'All we have to do now is go and build'
-- Bomber president Culver Riley on August 18, 1952, upon receiving final approval to build a new football stadium
-- Aspiring Bomber owner David Asper on May 20, 2010, at the sod-turning for a new football stadium
Should we build it? Who should build it? Who will pay for it?
It has always been thus.
Back in 1952, after years of failed attempts, a group of local businessmen formed a non-profit entity called the Winnipeg Enterprises Corp. to build a new $400,000 stadium for the city's beloved Winnipeg Blue Bombers. However, they needed a $500,000 guarantee from the City of Winnipeg to borrow the money.
The guarantee, which the city fathers insisted would probably "never be needed," was a point of some controversy. Many critics believed it was too risky and should have gone to referendum. The city resisted that option and Riley got the stadium built.
Almost 60 years later, it's amazing how little the debate has evolved.
Today, we have a private businessman (David Asper) who has a plan to build a new stadium that requires a $90-million taxpayer loan.
Not surprisingly, the descendants of the original stadium naysayers are out in full force. The deal is too rich, too risky, too ambitious.
Just as Riley did so many years ago, Asper seems undeterred. And like Riley, Asper is still selling the idea this project will rehabilitate the city's reputation, recasting Winnipeg as a place where things get done.
Communities have always judged themselves by their capacity to build and grow. It was like that in the 1950s, when Riley felt strongly a city like Winnipeg needed something better than a glorified municipal sandlot for its professional side. Riley told city council in March 1952, "the present stadium is hardly adequate as a symbol of a city which is going places."
This week, Asper pointed to the new stadium and other projects, including the rehabilitation of Assiniboine Park, the new international air terminal and the Canadian Museum for Human Rights at The Forks, as evidence Winnipeg "is a city on the move."
If new stadiums, airports and parks are evidence of a community on the move, is the failure to achieve these things a sign we are decaying?
In reality, there are a lot of things that define a community and a football stadium is just one of those things. But it's sometimes hard to resist the knee-jerk reaction to equate stadiums with progress, especially in a city that has made self-deprecation an art form.
Consider the angst created by the arrival of Ikea, the Swedish purveyor of furniture and housewares.
Ikea doesn't normally come to communities of less than one million residents. You would think getting a deal to bring all those elegantly named coffee tables and brightly coloured dinnerware to Winnipeg, we'd be doing a collective end-zone dance.
Nope.
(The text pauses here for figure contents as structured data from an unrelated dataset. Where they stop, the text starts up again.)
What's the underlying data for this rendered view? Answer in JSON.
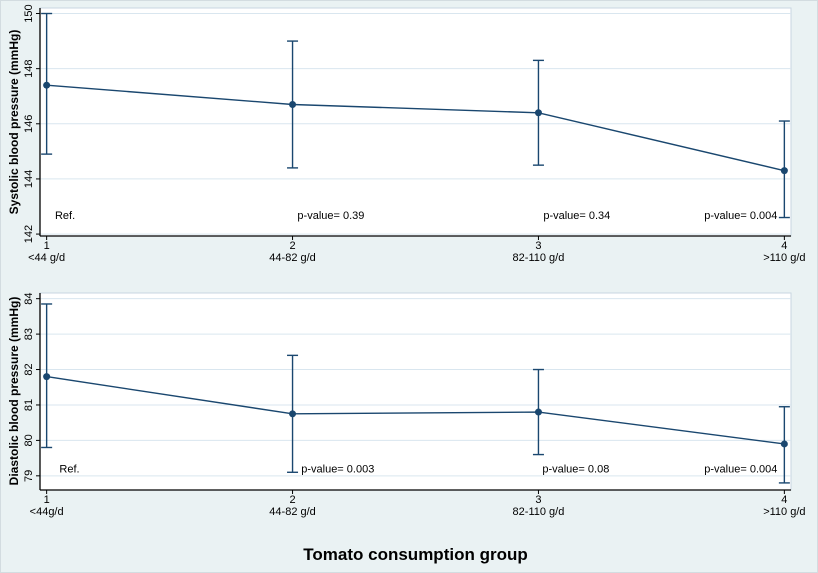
{
  "figure": {
    "x_axis_title": "Tomato consumption group",
    "background_color": "#EAF2F3",
    "plot_background_color": "#FFFFFF",
    "series_color": "#1A476F",
    "grid_color": "#D9E6EF",
    "frame_color": "#C8D6E0",
    "axis_color": "#000000",
    "text_color": "#000000"
  },
  "chart_data": [
    {
      "panel": "systolic",
      "type": "line",
      "title": "",
      "ylabel": "Systolic blood pressure (mmHg)",
      "xlabel": "Tomato consumption group",
      "x": [
        1,
        2,
        3,
        4
      ],
      "x_tick_labels": [
        "1",
        "2",
        "3",
        "4"
      ],
      "x_tick_sublabels": [
        "<44 g/d",
        "44-82 g/d",
        "82-110 g/d",
        ">110 g/d"
      ],
      "series": [
        {
          "name": "Systolic blood pressure (mmHg)",
          "values": [
            147.4,
            146.7,
            146.4,
            144.3
          ],
          "ci_low": [
            144.9,
            144.4,
            144.5,
            142.6
          ],
          "ci_high": [
            150.0,
            149.0,
            148.3,
            146.1
          ]
        }
      ],
      "yticks": [
        142,
        144,
        146,
        148,
        150
      ],
      "ylim": [
        141.93,
        150.2
      ],
      "xlim": [
        0.973,
        4.027
      ],
      "grid": true,
      "legend": false,
      "error_bars": true,
      "annotations": [
        {
          "text": "Ref.",
          "x": 1.075,
          "y": 142.7
        },
        {
          "text": "p-value= 0.39",
          "x": 2.156,
          "y": 142.7
        },
        {
          "text": "p-value= 0.34",
          "x": 3.156,
          "y": 142.7
        },
        {
          "text": "p-value= 0.004",
          "x": 3.823,
          "y": 142.7
        }
      ]
    },
    {
      "panel": "diastolic",
      "type": "line",
      "title": "",
      "ylabel": "Diastolic blood pressure (mmHg)",
      "xlabel": "Tomato consumption group",
      "x": [
        1,
        2,
        3,
        4
      ],
      "x_tick_labels": [
        "1",
        "2",
        "3",
        "4"
      ],
      "x_tick_sublabels": [
        "<44g/d",
        "44-82 g/d",
        "82-110 g/d",
        ">110 g/d"
      ],
      "series": [
        {
          "name": "Diastolic blood pressure (mmHg)",
          "values": [
            81.8,
            80.75,
            80.8,
            79.9
          ],
          "ci_low": [
            79.8,
            79.1,
            79.6,
            78.8
          ],
          "ci_high": [
            83.85,
            82.4,
            82.0,
            80.95
          ]
        }
      ],
      "yticks": [
        79,
        80,
        81,
        82,
        83,
        84
      ],
      "ylim": [
        78.6,
        84.16
      ],
      "xlim": [
        0.973,
        4.027
      ],
      "grid": true,
      "legend": false,
      "error_bars": true,
      "annotations": [
        {
          "text": "Ref.",
          "x": 1.093,
          "y": 79.2
        },
        {
          "text": "p-value= 0.003",
          "x": 2.184,
          "y": 79.2
        },
        {
          "text": "p-value= 0.08",
          "x": 3.152,
          "y": 79.2
        },
        {
          "text": "p-value= 0.004",
          "x": 3.823,
          "y": 79.2
        }
      ]
    }
  ]
}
We had to wade through the usual naysayer muck. It's too big, too ambitious and, my personal favourite, it will ruin traffic patterns in a part of the city that is already overrun by minivans and SUVs.
Ikea doesn't make Winnipeg a better place to live. But no matter how you cut it, Ikea's arrival is a sign of a community on the move.
Which brings us to the Polo Park retail complex that will play a large role in repaying the taxpayer loan. The Elms has been promoted by Asper as an upscale "lifestyle" centre, the likes of which this city has never seen.
Asper has not revealed the anchor tenants, but we are promised they will be exciting, never-before-seen-in-Canada retailers.
Expectations are high, which means failure will be greeted with profound disappointment.
If carrying one project full of great expectations isn't enough, Asper now has two promising, ambitious developments to lug around, each of which will serve as a referendum on Winnipeg's ability to get things done.
Nothing is certain, except that the naysayers will continue to see mischief and greed in Asper's motivation and complain about the taxpayer loan as if it were being sucked out of mattresses all over the city.
One of this city's most enduring, but not endearing, qualities is the criticism we save for our most successful and ambitious citizens. Winnipeggers prefer to assume failure and then act pleasantly surprised if the thing works.
Asper will now carry that burden just as Riley carried it before him.
It is the burden of knowing that while the football stadium and the retail complex do not make Winnipeg a better place to live, failure to bring those two projects to fruition will add to the fear we are a city stuck in neutral.